64.146.146.12 (net meeting)
www.odessaoffice.com/wireless
www.odessaoffice.com/marlon/cam



----- Original Message ----- From: "David E. Smith" <[EMAIL PROTECTED]>
To: <wireless@wispa.org>
Sent: Monday, January 30, 2006 1:57 PM
Subject: [WISPA] My Towers Need More CPU - suggestions?


Like many folks on this list (I'm guessing), I have a lot of PC-type hardware at tower locations. Right now, it's mostly RouterBoard 230s and WRAPs, but those systems just don't have all that much CPU power, and I'd like to try to improve things. When you start seriously tinkering with traffic shaping, firewalling, and especially some of the advanced filtering you can do with Linux these days, 233MHz just doesn't go as far as it used to.

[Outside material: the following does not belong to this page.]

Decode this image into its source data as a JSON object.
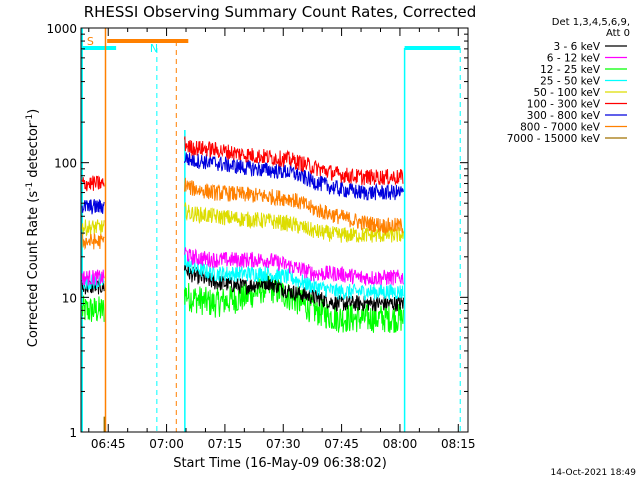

There are all kinds of cheap computers out there, so getting something with more CPU power than those boards (both of which are basically Pentium 233s or so) isn't the problem.

The problems are size/space, and that pesky weather.

Ideally, I'd like something with at least double the raw horsepower (a P-500 or better), not too much larger than a RouterBoard, and that can handle temperatures from -20 to +120 (Fahrenheit, obviously, and those numbers are the highs and lows from the last couple years, with a bit of breathing room). I'm shooting for "no moving parts," so a fanless system would be ideal.

And while it needs to be small, it also needs to have at least two Ethernet ports, and for bonus points, access to a PCI slot (for adding things like miniPCI card adapters).

I'd also like a flying car. :D

If it existed, a Soekris 5501 would probably fill the bill, but it's been listed as "coming soon" since late 2004. There's also a number of low-end VIA EPIA-based boards that, while a bit larger than I'd really prefer, would probably work. (Eje at wisp-router sells a couple systems that look like they'd do the job.)

So, does anyone have any recommendations on specific hardware for something like this? Surely someone else out there has run into the same kind of problems. I suspect my size constraint will be the most difficult, but it's also the most flexible. Reliability is obviously my top concern.